Consortia of genetic epidemiologists now work on very large population samples. For example, in this issue, our Focus on cancer risk loci (p 343) reports the results of genotyping ~200,000 SNPs in a total of ~200,000 individuals. The implications of these studies are explored in two Commentaries (pp 345, 349) and in detail online in our editorial threads (http://nature.com/ng/focuses/icogs) linking the coordinated COGS publications. These roughly double the harvest of loci associated with these cancers and finally make clinical prediction a testable reality. For three common cancers, breast (p 353), ovarian (p 362) and prostate (p 385), genetic variants now explain about a third of the familial relative risk (link to Primer 1 online). With each of these studies now able to identify the individuals at the greatest genetic risk, SNP genotypes can be used in stratification approaches and tested in population screening (p 349). Variants contributing to disease can be found by considering not only the replicated variants of significant effect but also all genotyped variants using polygenic analytical methods that take into account the much larger set of contributory SNPs (Nat. Genet. 42, 565–569, 2010). In this issue, Nilanjan Chatterjee and colleagues (p 400) show that the predictive accuracy attained by larger studies is limited not only by the samples available to train the polygenic model but also by the distribution of effect sizes of the genetic variants themselves. For some diseases, prediction is readily achievable, but in no case do they anticipate that common SNPs will fully account for all of the genetic variance, even when the thousands of variants with individually undetectable effect sizes are included. For many diseases, the polygenic model suggests that GWAS deliver no more prediction accuracy beyond studies of 100,000–200,000 individuals, but for a few conditions, such as coronary artery disease (p 422), it may be useful to continue studies to five times that size.

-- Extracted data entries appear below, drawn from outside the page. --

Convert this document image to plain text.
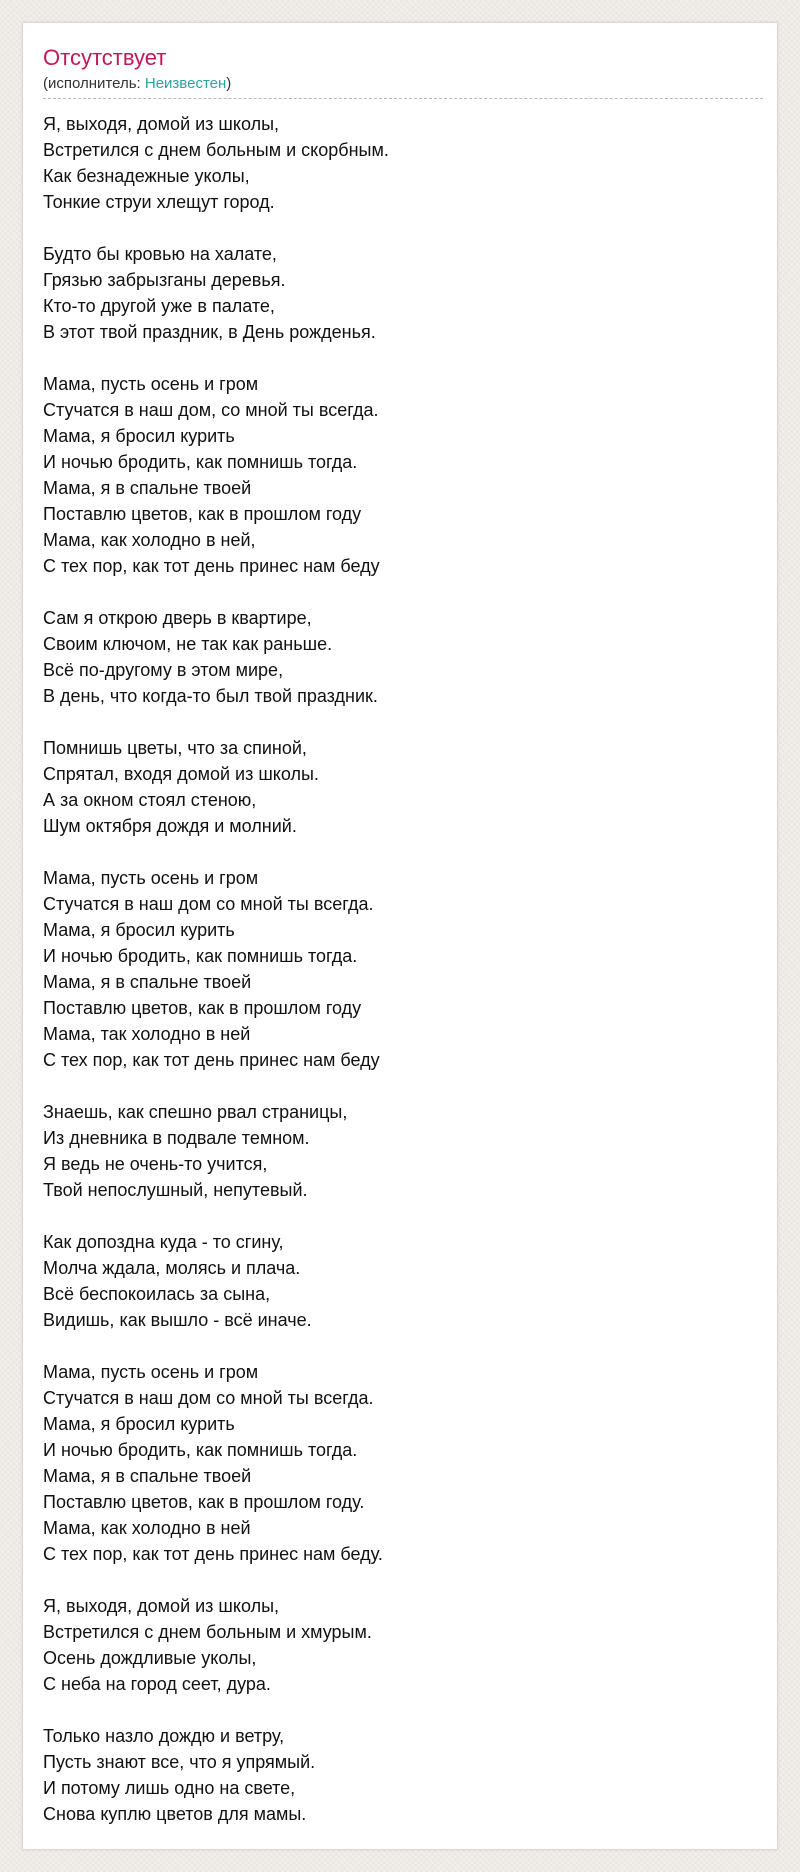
Отсутствует
(исполнитель: Неизвестен)
Я, выходя, домой из школы,
Встретился с днем больным и скорбным.
Как безнадежные уколы,
Тонкие струи хлещут город.
Будто бы кровью на халате,
Грязью забрызганы деревья.
Кто-то другой уже в палате,
В этот твой праздник, в День рожденья.
Мама, пусть осень и гром
Стучатся в наш дом, со мной ты всегда.
Мама, я бросил курить
И ночью бродить, как помнишь тогда.
Мама, я в спальне твоей
Поставлю цветов, как в прошлом году
Мама, как холодно в ней,
С тех пор, как тот день принес нам беду
Сам я открою дверь в квартире,
Своим ключом, не так как раньше.
Всё по-другому в этом мире,
В день, что когда-то был твой праздник.
Помнишь цветы, что за спиной,
Спрятал, входя домой из школы.
А за окном стоял стеною,
Шум октября дождя и молний.
Мама, пусть осень и гром
Стучатся в наш дом со мной ты всегда.
Мама, я бросил курить
И ночью бродить, как помнишь тогда.
Мама, я в спальне твоей
Поставлю цветов, как в прошлом году
Мама, так холодно в ней
С тех пор, как тот день принес нам беду
Знаешь, как спешно рвал страницы,
Из дневника в подвале темном.
Я ведь не очень-то учится,
Твой непослушный, непутевый.
Как допоздна куда - то сгину,
Молча ждала, молясь и плача.
Всё беспокоилась за сына,
Видишь, как вышло - всё иначе.
Мама, пусть осень и гром
Стучатся в наш дом со мной ты всегда.
Мама, я бросил курить
И ночью бродить, как помнишь тогда.
Мама, я в спальне твоей
Поставлю цветов, как в прошлом году.
Мама, как холодно в ней
С тех пор, как тот день принес нам беду.
Я, выходя, домой из школы,
Встретился с днем больным и хмурым.
Осень дождливые уколы,
С неба на город сеет, дура.
Только назло дождю и ветру,
Пусть знают все, что я упрямый.
И потому лишь одно на свете,
Снова куплю цветов для мамы.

Risk prediction has many different aims. For most diseases, it should be possible to identify the individuals with the highest genetic risk. However, if the aim is to identify individuals with just twice the mean population risk, we cannot currently do that with SNPs. For most diseases, only a small proportion of individuals with twice the mean risk can currently be identified genetically. Risk locus discovery can be an iterative process, with subtypes of disease being initially lumped together or discovered in the process. Loci that have larger effect sizes in disease subtypes than in the broader condition can be more valuable in predictive classification.